Alors oui c'est bien écrit, c'est tout ce qu'on veut, sensible, psychologue, délicat, romantique, mais Henry James, comme tous les américains dès qu'ils s'approchent de l'Italie, ne résiste pas à l'avalanche de clichés.
Au premier degré, les lieux et les œuvres d'art rencontrées sont toutes à couper le souffle, abandonnées au regard du voyageur courageux qui ne manquera pas d'aérer son récit par d'ampoulées descriptions de sa communion intime sur le mode de l'extase face à ces chefs-d’œuvre. Au degré suivant, on trouve les personnages autochtones. Les femmes sont mystérieuses, jamais belles, mais pleines de charmes et suscitent l'intérêt subit, voire l'amour du héros. Ce sont toutes des coquettes, rouées à l'art de l'amour et complètement soumises à leurs hommes et aux conventions, à rebours de l'Angleterrerie libérale. Les hommes sont en général des faire-valoir, du niveau du violoniste dans le dessin animé La belle et le clochard. Enfin, le dernier degré de l'édifice, ce sont les personnages anglo-saxons. Il faut lire les description des Anglais et des Américains rencontrés par le héros dans ses périples. Nous est servi un psychologisme rance à grand renfort de visages aux traits décidés, volontaires, traduisant une énergie et une simplicité, et que je t'échange des poignées de mains simples mais émouvantes, qui traduisent le raffinement et l'exactitude des sentiments de ces gens. Même quand le père américain de la femme convoitée est un industriel un peu vulgaire, sa curiosité, son énergie et la perfection de ses humeurs produit des lignes d'éloges par le narrateur.

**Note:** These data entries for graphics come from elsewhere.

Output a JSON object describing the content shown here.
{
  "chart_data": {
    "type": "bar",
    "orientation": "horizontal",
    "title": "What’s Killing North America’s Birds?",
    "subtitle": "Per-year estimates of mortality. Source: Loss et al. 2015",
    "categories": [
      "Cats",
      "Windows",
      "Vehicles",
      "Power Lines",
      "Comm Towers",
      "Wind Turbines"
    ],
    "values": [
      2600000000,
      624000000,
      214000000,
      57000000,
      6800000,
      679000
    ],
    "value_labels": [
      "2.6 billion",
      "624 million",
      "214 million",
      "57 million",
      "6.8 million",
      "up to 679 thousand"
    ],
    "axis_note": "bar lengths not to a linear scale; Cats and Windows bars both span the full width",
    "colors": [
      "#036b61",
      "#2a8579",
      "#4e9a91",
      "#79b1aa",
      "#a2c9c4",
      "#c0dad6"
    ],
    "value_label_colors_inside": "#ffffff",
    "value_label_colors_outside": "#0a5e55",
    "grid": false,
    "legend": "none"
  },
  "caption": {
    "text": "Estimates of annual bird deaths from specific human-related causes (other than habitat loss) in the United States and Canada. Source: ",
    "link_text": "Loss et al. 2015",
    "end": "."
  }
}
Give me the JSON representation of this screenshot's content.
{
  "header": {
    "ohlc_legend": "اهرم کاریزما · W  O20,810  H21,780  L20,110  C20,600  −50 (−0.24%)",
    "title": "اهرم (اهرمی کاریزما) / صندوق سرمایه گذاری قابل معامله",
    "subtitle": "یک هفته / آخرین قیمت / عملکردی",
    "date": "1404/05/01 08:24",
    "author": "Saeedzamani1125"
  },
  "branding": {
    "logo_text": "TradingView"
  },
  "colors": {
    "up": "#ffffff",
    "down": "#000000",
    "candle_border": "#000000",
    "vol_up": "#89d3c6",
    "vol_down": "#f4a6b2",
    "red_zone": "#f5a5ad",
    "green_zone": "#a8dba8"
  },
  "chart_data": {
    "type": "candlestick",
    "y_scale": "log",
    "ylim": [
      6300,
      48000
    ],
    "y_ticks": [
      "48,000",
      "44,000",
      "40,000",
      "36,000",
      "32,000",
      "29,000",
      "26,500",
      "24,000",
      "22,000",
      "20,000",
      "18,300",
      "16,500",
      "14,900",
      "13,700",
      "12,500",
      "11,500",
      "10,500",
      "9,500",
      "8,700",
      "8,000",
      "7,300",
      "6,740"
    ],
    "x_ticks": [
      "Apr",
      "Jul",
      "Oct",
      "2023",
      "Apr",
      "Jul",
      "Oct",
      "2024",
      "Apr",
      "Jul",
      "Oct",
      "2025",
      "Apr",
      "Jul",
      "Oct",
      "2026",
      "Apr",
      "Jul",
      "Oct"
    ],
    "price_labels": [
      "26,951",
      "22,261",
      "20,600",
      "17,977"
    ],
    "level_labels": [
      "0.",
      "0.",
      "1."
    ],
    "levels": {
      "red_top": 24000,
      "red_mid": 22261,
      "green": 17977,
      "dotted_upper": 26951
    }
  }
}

Le tableau est enfin de compte simple : des personnages incarnant la quintessence de l'idéal civilisationnel Anglo-américain se promènent au milieu des ruines humaines et patrimoniales d'une Italie endormie. Exactement comme dans ces films de l'âge d'or d'Hollywood où les locaux servent de toile de fond exotiques à de gaillards blondins venus en Europe vivre les déniaisements de la jeunesse, ressentant le frisson de la proximité de la canaille.